Sunday, December 18, 2011

Why you shouldn't color your own hair

There is nothing I love and hate more than to have a new guest come in with this story: "I colored my own hair last night and it ended up looking horrible, can you fix it?"

I love it because usually this means big money for me. Color correction is usually an extensive process.

I hate it because it's a pain in the ass & people don't want to pay what it costs to get it fixed.

Here's a word of advice: 

IF YOU ARE NOT PREPARED TO SPEND UP TO $500 TO GET YOUR HAIR FIXED, DON'T COLOR IT AT HOME

Yes, it costs that much. Why? Because usually it involved extra processes (stripping, filling, toning, bleaching) and because of those extra processes, you will need conditioning treatments so your hair doesn't feel like straw.  

So blondie, you want to go brown, but don't want to pay me? So you go get a $5 box of hair color from your local drug store & have a girl's night in. And then I get a phone call the next day. What's that you say? Your hair turned green/gray/black? You don't say! Come on in. 

So instead of spending about $100-150 for me to color your hair (filler, color, deep conditioner), now it's going to cost you $200-300 (neutralizing toner, deep conditioner, stripping, deep conditioner, filler, color, deep conditioner). Yeah you really saved yourself some money there.

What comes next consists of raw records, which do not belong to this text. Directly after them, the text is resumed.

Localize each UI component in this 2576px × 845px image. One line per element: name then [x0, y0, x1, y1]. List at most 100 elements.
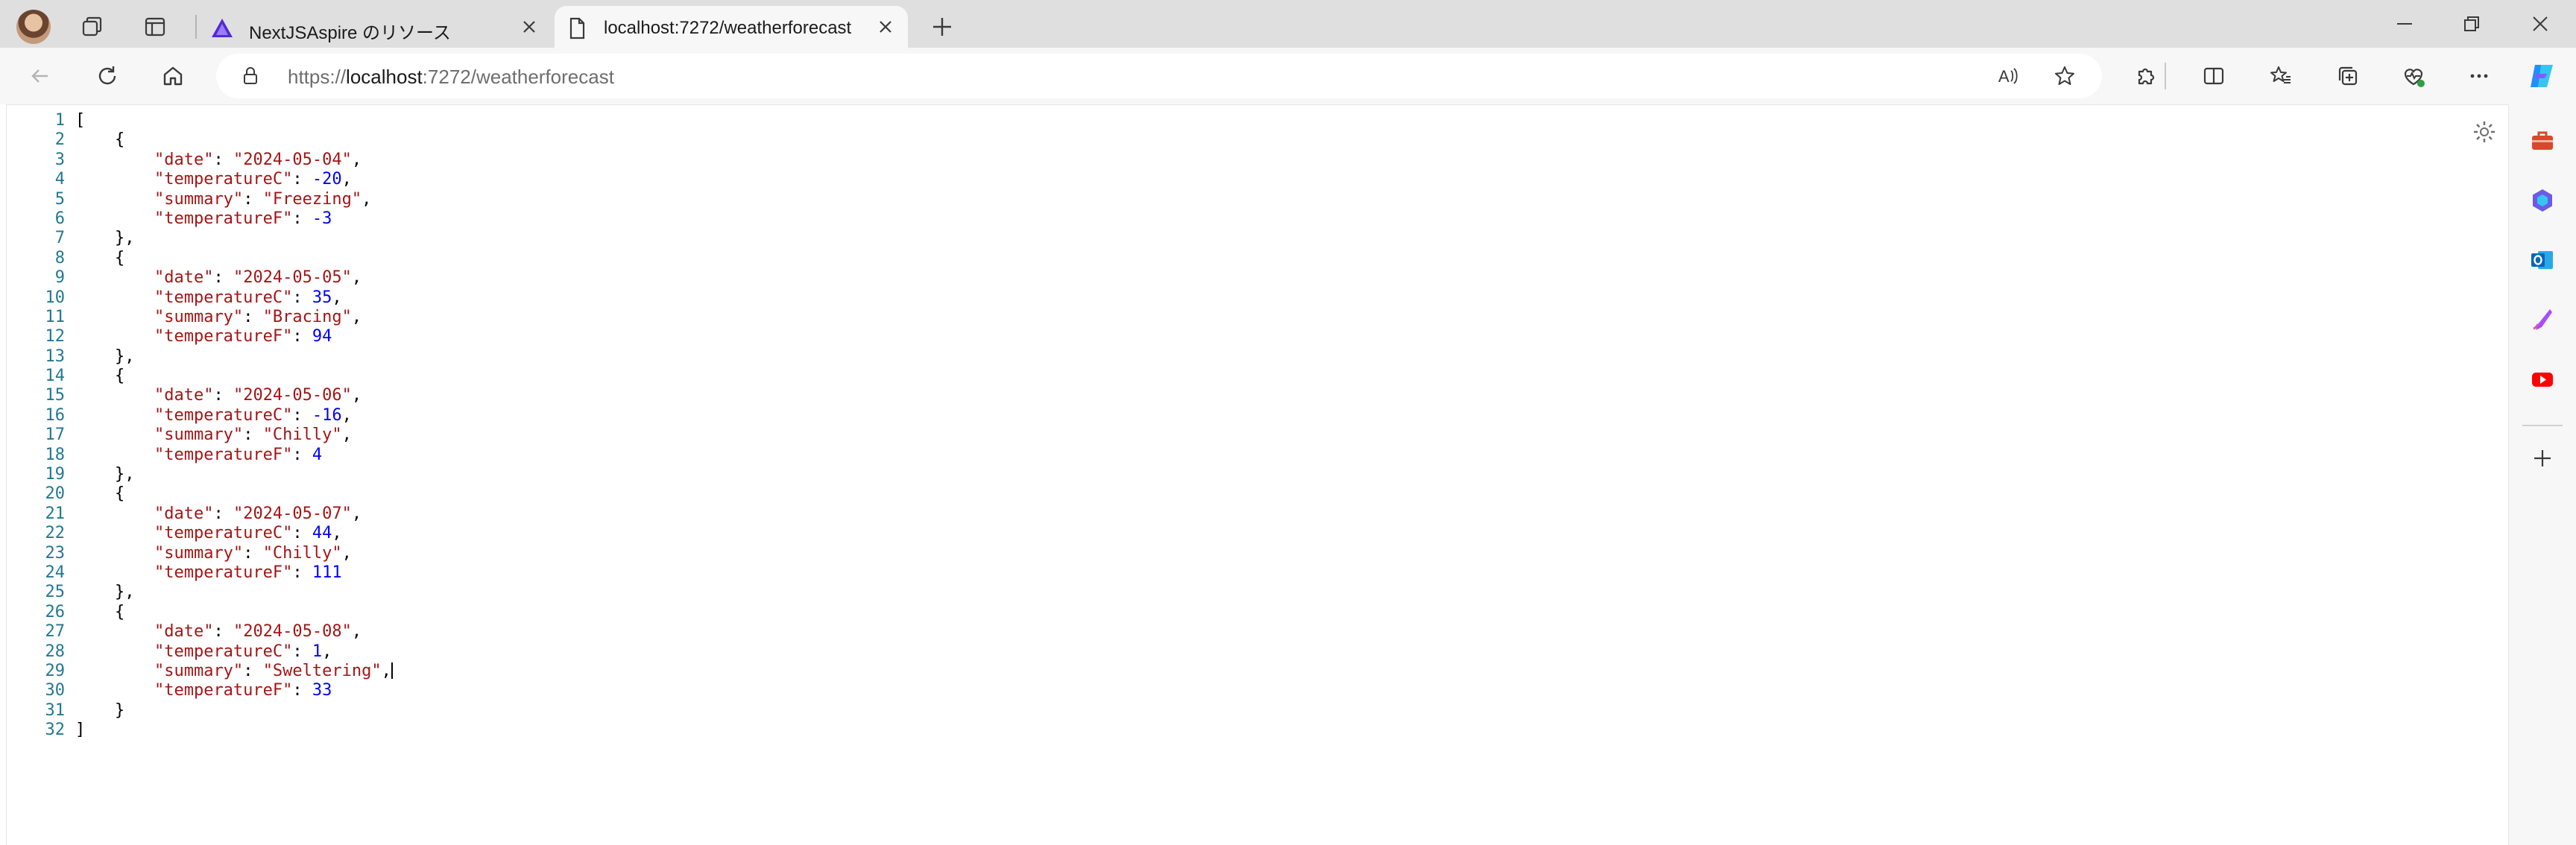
code-text[interactable]: },: [75, 465, 135, 484]
split-screen-icon[interactable]: [2199, 61, 2229, 91]
code-line[interactable]: 21 "date": "2024-05-07",: [7, 504, 393, 524]
code-text[interactable]: "summary": "Freezing",: [75, 190, 371, 209]
code-line[interactable]: 16 "temperatureC": -16,: [7, 406, 393, 425]
code-text[interactable]: }: [75, 701, 124, 721]
back-icon[interactable]: [25, 61, 55, 91]
code-line[interactable]: 9 "date": "2024-05-05",: [7, 268, 393, 288]
refresh-icon[interactable]: [92, 61, 122, 91]
code-text[interactable]: "date": "2024-05-04",: [75, 151, 362, 170]
code-line[interactable]: 30 "temperatureF": 33: [7, 681, 393, 700]
code-line[interactable]: 28 "temperatureC": 1,: [7, 642, 393, 662]
code-text[interactable]: },: [75, 583, 135, 602]
code-line[interactable]: 24 "temperatureF": 111: [7, 563, 393, 583]
vertical-tabs-icon[interactable]: [140, 12, 170, 42]
favorites-icon[interactable]: [2266, 61, 2296, 91]
tab-nextjsaspire[interactable]: NextJSAspire のリソース: [200, 6, 552, 48]
code-line[interactable]: 7 },: [7, 229, 393, 248]
code-line[interactable]: 11 "summary": "Bracing",: [7, 308, 393, 327]
copilot-icon[interactable]: [2524, 58, 2560, 94]
code-line[interactable]: 8 {: [7, 249, 393, 268]
code-text[interactable]: "temperatureF": 4: [75, 446, 322, 465]
code-line[interactable]: 32]: [7, 721, 393, 740]
code-text[interactable]: "temperatureC": 1,: [75, 642, 332, 662]
json-viewer[interactable]: 1[2 {3 "date": "2024-05-04", 4 "temperatu…: [6, 104, 2509, 845]
code-text[interactable]: "temperatureC": 44,: [75, 524, 342, 543]
restore-icon[interactable]: [2455, 9, 2488, 39]
code-line[interactable]: 14 {: [7, 367, 393, 386]
code-text[interactable]: "temperatureC": 35,: [75, 288, 342, 308]
add-sidebar-app-icon[interactable]: [2527, 443, 2558, 474]
settings-gear-icon[interactable]: [2469, 117, 2499, 147]
code-text[interactable]: [: [75, 111, 85, 130]
minimize-icon[interactable]: [2388, 9, 2421, 39]
code-text[interactable]: },: [75, 347, 135, 367]
workspaces-icon[interactable]: [78, 12, 107, 42]
home-icon[interactable]: [158, 61, 188, 91]
code-line[interactable]: 22 "temperatureC": 44,: [7, 524, 393, 543]
code-text[interactable]: "temperatureC": -16,: [75, 406, 352, 425]
json-key: "summary": [154, 543, 244, 563]
code-text[interactable]: {: [75, 130, 124, 150]
code-line[interactable]: 20 {: [7, 484, 393, 504]
close-tab-icon[interactable]: [517, 15, 541, 39]
code-line[interactable]: 26 {: [7, 603, 393, 622]
code-text[interactable]: {: [75, 367, 124, 386]
favorite-star-icon[interactable]: [2051, 63, 2078, 89]
code-line[interactable]: 18 "temperatureF": 4: [7, 446, 393, 465]
code-line[interactable]: 25 },: [7, 583, 393, 602]
code-line[interactable]: 27 "date": "2024-05-08",: [7, 622, 393, 642]
lock-icon[interactable]: [239, 64, 262, 88]
profile-avatar[interactable]: [16, 10, 51, 44]
url-text[interactable]: https://localhost:7272/weatherforecast: [288, 66, 614, 89]
code-line[interactable]: 12 "temperatureF": 94: [7, 327, 393, 346]
code-line[interactable]: 1[: [7, 111, 393, 130]
code-text[interactable]: "date": "2024-05-06",: [75, 386, 362, 405]
code-text[interactable]: "summary": "Chilly",: [75, 544, 352, 563]
code-view[interactable]: 1[2 {3 "date": "2024-05-04", 4 "temperatu…: [7, 111, 393, 741]
code-line[interactable]: 29 "summary": "Sweltering",: [7, 662, 393, 681]
code-line[interactable]: 4 "temperatureC": -20,: [7, 170, 393, 189]
code-text[interactable]: "date": "2024-05-08",: [75, 622, 362, 642]
extensions-icon[interactable]: [2130, 61, 2160, 91]
close-window-icon[interactable]: [2524, 9, 2557, 39]
m365-icon[interactable]: [2527, 185, 2558, 216]
code-text[interactable]: "date": "2024-05-07",: [75, 504, 362, 524]
close-tab-icon[interactable]: [874, 15, 897, 39]
new-tab-icon[interactable]: [927, 12, 957, 42]
code-text[interactable]: "summary": "Chilly",: [75, 425, 352, 445]
designer-icon[interactable]: [2527, 304, 2558, 335]
code-line[interactable]: 6 "temperatureF": -3: [7, 209, 393, 229]
code-line[interactable]: 17 "summary": "Chilly",: [7, 425, 393, 445]
code-text[interactable]: ]: [75, 721, 85, 740]
code-line[interactable]: 3 "date": "2024-05-04",: [7, 151, 393, 170]
code-text[interactable]: {: [75, 603, 124, 622]
code-line[interactable]: 23 "summary": "Chilly",: [7, 544, 393, 563]
code-line[interactable]: 13 },: [7, 347, 393, 367]
code-text[interactable]: "temperatureF": 33: [75, 681, 332, 700]
code-text[interactable]: "date": "2024-05-05",: [75, 268, 362, 288]
code-text[interactable]: "temperatureC": -20,: [75, 170, 352, 189]
browser-essentials-icon[interactable]: [2399, 61, 2428, 91]
code-text[interactable]: "summary": "Bracing",: [75, 308, 362, 327]
code-line[interactable]: 10 "temperatureC": 35,: [7, 288, 393, 308]
code-text[interactable]: "summary": "Sweltering",: [75, 662, 393, 681]
code-text[interactable]: },: [75, 229, 135, 248]
code-text[interactable]: "temperatureF": 94: [75, 327, 332, 346]
tab-weatherforecast[interactable]: localhost:7272/weatherforecast: [555, 6, 908, 48]
code-line[interactable]: 31 }: [7, 701, 393, 721]
code-text[interactable]: {: [75, 249, 124, 268]
address-bar[interactable]: https://localhost:7272/weatherforecast A: [216, 54, 2102, 98]
code-line[interactable]: 15 "date": "2024-05-06",: [7, 386, 393, 405]
code-line[interactable]: 19 },: [7, 465, 393, 484]
tools-briefcase-icon[interactable]: [2527, 125, 2558, 156]
collections-icon[interactable]: [2333, 61, 2363, 91]
more-options-icon[interactable]: [2464, 61, 2494, 91]
read-aloud-icon[interactable]: A: [1995, 63, 2021, 89]
code-text[interactable]: {: [75, 484, 124, 504]
code-line[interactable]: 5 "summary": "Freezing",: [7, 190, 393, 209]
code-text[interactable]: "temperatureF": -3: [75, 209, 332, 229]
code-text[interactable]: "temperatureF": 111: [75, 563, 342, 583]
code-line[interactable]: 2 {: [7, 130, 393, 150]
outlook-icon[interactable]: [2527, 244, 2558, 276]
youtube-icon[interactable]: [2527, 364, 2558, 395]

Oh whats that Sally No-Patience? You wanted hi-lites so you had a go at it yourself last night with one of those $10 hi-liting kits? And now your hair is orange, streaky and spotty? I'm shocked! Yeah come on in I can fix it. Oh and by the way, instead of paying $80-120 for hilites, now your bill is going to be $200-300 (lowlites/hilites, spot color, toner, deep conditioner).

Let me explain what you need to know when you color your hair...consider this a crash course for you would be home hair colorists. I hope it dissuades you.

First, you need to memorize & completely understand this:


That is the color wheel & the level system. The level system is a measure of the lightness & darkness of haircolor, & the color wheel applies to the tones of your haircolor.

When you lighten hair, you expose something called undertones, which are always in the redish/orangish/brassy family.  That's why when you try to lighten your hair, it turns orange.

After you lighten your hair and it is blonde, you haven't colored over those undertones, you've removed them. Obliterated them. Demolished them. So they don't exist. If you want to go dark again, you have to add those undertones back. That's why when you tried to color your own hair from light to dark, it turned green/gray. There were no undertones left to balance the color.

On top of all that, there's the chemistry side. Hair color is a chemical and your hair goes through a chemical process. 

This is pH chart:


7 is considered neutral (think water). Anything below that is acidic (lemon juice). Anything above that is alkaline (think bleach & draino). The further from 7 you get, the more acidic or alkaline (and harsh/hazardous) the substance is.  Notice where hair is. Its not neutral. Its actually acidic!

And notice where "Ammonia" is. That's the chemical in haircolor & bleach that helps the color do its job. Very alkaline. Without the right knowledge & tools, you can really damage your hair & achieve that lovely hay/straw texture. 

So go head, color your own hair, but remember: When it's screwed up and you call me upset that you need to get in RIGHT NOW for me to fix it, one of 2 things will happen. 1. I will not have an appointment RIGHT NOW because other people were smart enough to make appointments to get their hair colored by a professional. or 2. I will squeeze you in and you will pay a lot of money for me to fix it since it is a complicated, time consuming & delicate process.